在眾人嘲諷的目光中,范閑拿起筆。
“秦兄文采斐然,我自認不是對手,不過我這里偶得了一首詩作,還算是拿得出手。”
郭寶坤不屑道:“還偶得一首,你還能做出比這首更好的詩來?”
秦浩強忍著把郭寶坤嘴巴縫上的沖動,拜托,人家那可是詩圣杜甫的神作,號稱古今七言律詩之首,能不給他拉仇恨了嗎?
范若若此刻也走到范閑身后,眼看著他落筆,情緒有些復雜,一方面她自然是不希望哥哥被郭寶坤羞辱,另一方面她又擔心哥哥的詩勝過秦浩,讓他丟了臉面。
葉靈兒此刻的眼神已經全然沒有在范閑身上,就算范閑詩寫得再好,跟她又有什么關系?
不過很快,一陣驚呼聲,就將葉靈兒的思緒重新拉了回來,只見周圍看熱鬧的才子們一個個都是一副見了鬼的模樣。
“風急天高猿嘯哀,渚清沙白鳥飛回。
無邊落木蕭蕭下,不盡長江滾滾來。
萬里悲秋常作客,百年多病獨登臺。
艱難苦恨繁霜鬢,潦倒新停濁酒杯。

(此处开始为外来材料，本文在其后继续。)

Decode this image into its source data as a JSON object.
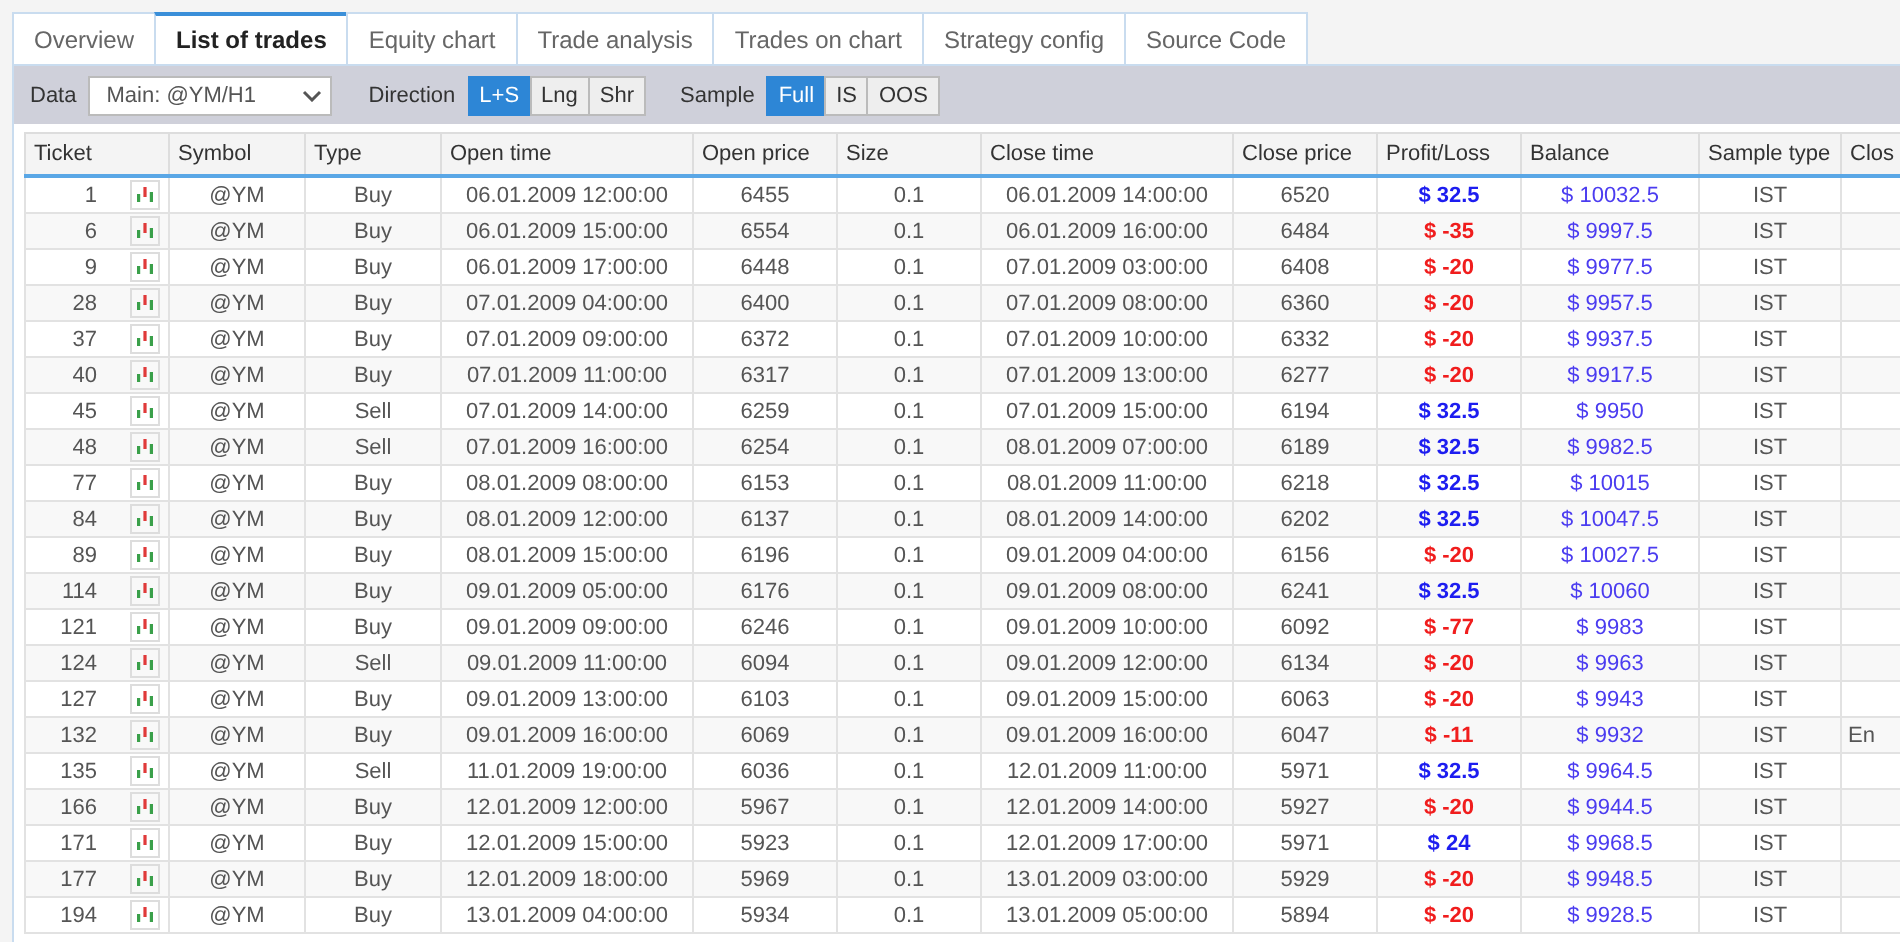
{
  "tabs": [
    {
      "label": "Overview",
      "selected": false
    },
    {
      "label": "List of trades",
      "selected": true
    },
    {
      "label": "Equity chart",
      "selected": false
    },
    {
      "label": "Trade analysis",
      "selected": false
    },
    {
      "label": "Trades on chart",
      "selected": false
    },
    {
      "label": "Strategy config",
      "selected": false
    },
    {
      "label": "Source Code",
      "selected": false
    }
  ],
  "toolbar": {
    "data_label": "Data",
    "data_value": "Main: @YM/H1",
    "direction_label": "Direction",
    "direction_options": [
      {
        "label": "L+S",
        "selected": true
      },
      {
        "label": "Lng",
        "selected": false
      },
      {
        "label": "Shr",
        "selected": false
      }
    ],
    "sample_label": "Sample",
    "sample_options": [
      {
        "label": "Full",
        "selected": true
      },
      {
        "label": "IS",
        "selected": false
      },
      {
        "label": "OOS",
        "selected": false
      }
    ]
  },
  "table": {
    "columns": [
      "Ticket",
      "Symbol",
      "Type",
      "Open time",
      "Open price",
      "Size",
      "Close time",
      "Close price",
      "Profit/Loss",
      "Balance",
      "Sample type",
      "Clos"
    ],
    "rows": [
      {
        "ticket": "1",
        "symbol": "@YM",
        "type": "Buy",
        "open_time": "06.01.2009 12:00:00",
        "open_price": "6455",
        "size": "0.1",
        "close_time": "06.01.2009 14:00:00",
        "close_price": "6520",
        "profit_loss": "$ 32.5",
        "color": "#1d1df0",
        "balance": "$ 10032.5",
        "sample_type": "IST"
      },
      {
        "ticket": "6",
        "symbol": "@YM",
        "type": "Buy",
        "open_time": "06.01.2009 15:00:00",
        "open_price": "6554",
        "size": "0.1",
        "close_time": "06.01.2009 16:00:00",
        "close_price": "6484",
        "profit_loss": "$ -35",
        "color": "#f01d1d",
        "balance": "$ 9997.5",
        "sample_type": "IST"
      },
      {
        "ticket": "9",
        "symbol": "@YM",
        "type": "Buy",
        "open_time": "06.01.2009 17:00:00",
        "open_price": "6448",
        "size": "0.1",
        "close_time": "07.01.2009 03:00:00",
        "close_price": "6408",
        "profit_loss": "$ -20",
        "color": "#f01d1d",
        "balance": "$ 9977.5",
        "sample_type": "IST"
      },
      {
        "ticket": "28",
        "symbol": "@YM",
        "type": "Buy",
        "open_time": "07.01.2009 04:00:00",
        "open_price": "6400",
        "size": "0.1",
        "close_time": "07.01.2009 08:00:00",
        "close_price": "6360",
        "profit_loss": "$ -20",
        "color": "#f01d1d",
        "balance": "$ 9957.5",
        "sample_type": "IST"
      },
      {
        "ticket": "37",
        "symbol": "@YM",
        "type": "Buy",
        "open_time": "07.01.2009 09:00:00",
        "open_price": "6372",
        "size": "0.1",
        "close_time": "07.01.2009 10:00:00",
        "close_price": "6332",
        "profit_loss": "$ -20",
        "color": "#f01d1d",
        "balance": "$ 9937.5",
        "sample_type": "IST"
      },
      {
        "ticket": "40",
        "symbol": "@YM",
        "type": "Buy",
        "open_time": "07.01.2009 11:00:00",
        "open_price": "6317",
        "size": "0.1",
        "close_time": "07.01.2009 13:00:00",
        "close_price": "6277",
        "profit_loss": "$ -20",
        "color": "#f01d1d",
        "balance": "$ 9917.5",
        "sample_type": "IST"
      },
      {
        "ticket": "45",
        "symbol": "@YM",
        "type": "Sell",
        "open_time": "07.01.2009 14:00:00",
        "open_price": "6259",
        "size": "0.1",
        "close_time": "07.01.2009 15:00:00",
        "close_price": "6194",
        "profit_loss": "$ 32.5",
        "color": "#1d1df0",
        "balance": "$ 9950",
        "sample_type": "IST"
      },
      {
        "ticket": "48",
        "symbol": "@YM",
        "type": "Sell",
        "open_time": "07.01.2009 16:00:00",
        "open_price": "6254",
        "size": "0.1",
        "close_time": "08.01.2009 07:00:00",
        "close_price": "6189",
        "profit_loss": "$ 32.5",
        "color": "#1d1df0",
        "balance": "$ 9982.5",
        "sample_type": "IST"
      },
      {
        "ticket": "77",
        "symbol": "@YM",
        "type": "Buy",
        "open_time": "08.01.2009 08:00:00",
        "open_price": "6153",
        "size": "0.1",
        "close_time": "08.01.2009 11:00:00",
        "close_price": "6218",
        "profit_loss": "$ 32.5",
        "color": "#1d1df0",
        "balance": "$ 10015",
        "sample_type": "IST"
      },
      {
        "ticket": "84",
        "symbol": "@YM",
        "type": "Buy",
        "open_time": "08.01.2009 12:00:00",
        "open_price": "6137",
        "size": "0.1",
        "close_time": "08.01.2009 14:00:00",
        "close_price": "6202",
        "profit_loss": "$ 32.5",
        "color": "#1d1df0",
        "balance": "$ 10047.5",
        "sample_type": "IST"
      },
      {
        "ticket": "89",
        "symbol": "@YM",
        "type": "Buy",
        "open_time": "08.01.2009 15:00:00",
        "open_price": "6196",
        "size": "0.1",
        "close_time": "09.01.2009 04:00:00",
        "close_price": "6156",
        "profit_loss": "$ -20",
        "color": "#f01d1d",
        "balance": "$ 10027.5",
        "sample_type": "IST"
      },
      {
        "ticket": "114",
        "symbol": "@YM",
        "type": "Buy",
        "open_time": "09.01.2009 05:00:00",
        "open_price": "6176",
        "size": "0.1",
        "close_time": "09.01.2009 08:00:00",
        "close_price": "6241",
        "profit_loss": "$ 32.5",
        "color": "#1d1df0",
        "balance": "$ 10060",
        "sample_type": "IST"
      },
      {
        "ticket": "121",
        "symbol": "@YM",
        "type": "Buy",
        "open_time": "09.01.2009 09:00:00",
        "open_price": "6246",
        "size": "0.1",
        "close_time": "09.01.2009 10:00:00",
        "close_price": "6092",
        "profit_loss": "$ -77",
        "color": "#f01d1d",
        "balance": "$ 9983",
        "sample_type": "IST"
      },
      {
        "ticket": "124",
        "symbol": "@YM",
        "type": "Sell",
        "open_time": "09.01.2009 11:00:00",
        "open_price": "6094",
        "size": "0.1",
        "close_time": "09.01.2009 12:00:00",
        "close_price": "6134",
        "profit_loss": "$ -20",
        "color": "#f01d1d",
        "balance": "$ 9963",
        "sample_type": "IST"
      },
      {
        "ticket": "127",
        "symbol": "@YM",
        "type": "Buy",
        "open_time": "09.01.2009 13:00:00",
        "open_price": "6103",
        "size": "0.1",
        "close_time": "09.01.2009 15:00:00",
        "close_price": "6063",
        "profit_loss": "$ -20",
        "color": "#f01d1d",
        "balance": "$ 9943",
        "sample_type": "IST"
      },
      {
        "ticket": "132",
        "symbol": "@YM",
        "type": "Buy",
        "open_time": "09.01.2009 16:00:00",
        "open_price": "6069",
        "size": "0.1",
        "close_time": "09.01.2009 16:00:00",
        "close_price": "6047",
        "profit_loss": "$ -11",
        "color": "#f01d1d",
        "balance": "$ 9932",
        "sample_type": "IST",
        "column_12": "En"
      },
      {
        "ticket": "135",
        "symbol": "@YM",
        "type": "Sell",
        "open_time": "11.01.2009 19:00:00",
        "open_price": "6036",
        "size": "0.1",
        "close_time": "12.01.2009 11:00:00",
        "close_price": "5971",
        "profit_loss": "$ 32.5",
        "color": "#1d1df0",
        "balance": "$ 9964.5",
        "sample_type": "IST"
      },
      {
        "ticket": "166",
        "symbol": "@YM",
        "type": "Buy",
        "open_time": "12.01.2009 12:00:00",
        "open_price": "5967",
        "size": "0.1",
        "close_time": "12.01.2009 14:00:00",
        "close_price": "5927",
        "profit_loss": "$ -20",
        "color": "#f01d1d",
        "balance": "$ 9944.5",
        "sample_type": "IST"
      },
      {
        "ticket": "171",
        "symbol": "@YM",
        "type": "Buy",
        "open_time": "12.01.2009 15:00:00",
        "open_price": "5923",
        "size": "0.1",
        "close_time": "12.01.2009 17:00:00",
        "close_price": "5971",
        "profit_loss": "$ 24",
        "color": "#1d1df0",
        "balance": "$ 9968.5",
        "sample_type": "IST"
      },
      {
        "ticket": "177",
        "symbol": "@YM",
        "type": "Buy",
        "open_time": "12.01.2009 18:00:00",
        "open_price": "5969",
        "size": "0.1",
        "close_time": "13.01.2009 03:00:00",
        "close_price": "5929",
        "profit_loss": "$ -20",
        "color": "#f01d1d",
        "balance": "$ 9948.5",
        "sample_type": "IST"
      },
      {
        "ticket": "194",
        "symbol": "@YM",
        "type": "Buy",
        "open_time": "13.01.2009 04:00:00",
        "open_price": "5934",
        "size": "0.1",
        "close_time": "13.01.2009 05:00:00",
        "close_price": "5894",
        "profit_loss": "$ -20",
        "color": "#f01d1d",
        "balance": "$ 9928.5",
        "sample_type": "IST"
      }
    ]
  }
}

”
郭寶坤就更是差點把眼珠子都瞪出來,才子賀宗緯差點一個沒站穩直接跌倒。
靖王世子李弘成一邊念著詩句,一邊拍手叫好。
“好,好詩啊。”
周圍的才子們也都紛紛醒轉過來。
“確是好詩,只是這不盡長江滾滾來,這長江是何江?為何從未聽過?”
“萬里悲秋常作客,百年多病獨登臺,真是好詩,此等佳作當世僅見。”
隔著幕簾的女賓席位此刻也是議論紛紛。
“沒想到這個儋州來的私生子居然文采這么好?”
“若是這么對比,范公子這首詩,的確是比秦統領那首要好啊。”
郭寶坤聽到周圍人的議論,臉色漲紅,就跟煮熟了的螃蟹差不多,他指著范閑,又指著案桌上范閑寫的那首詩。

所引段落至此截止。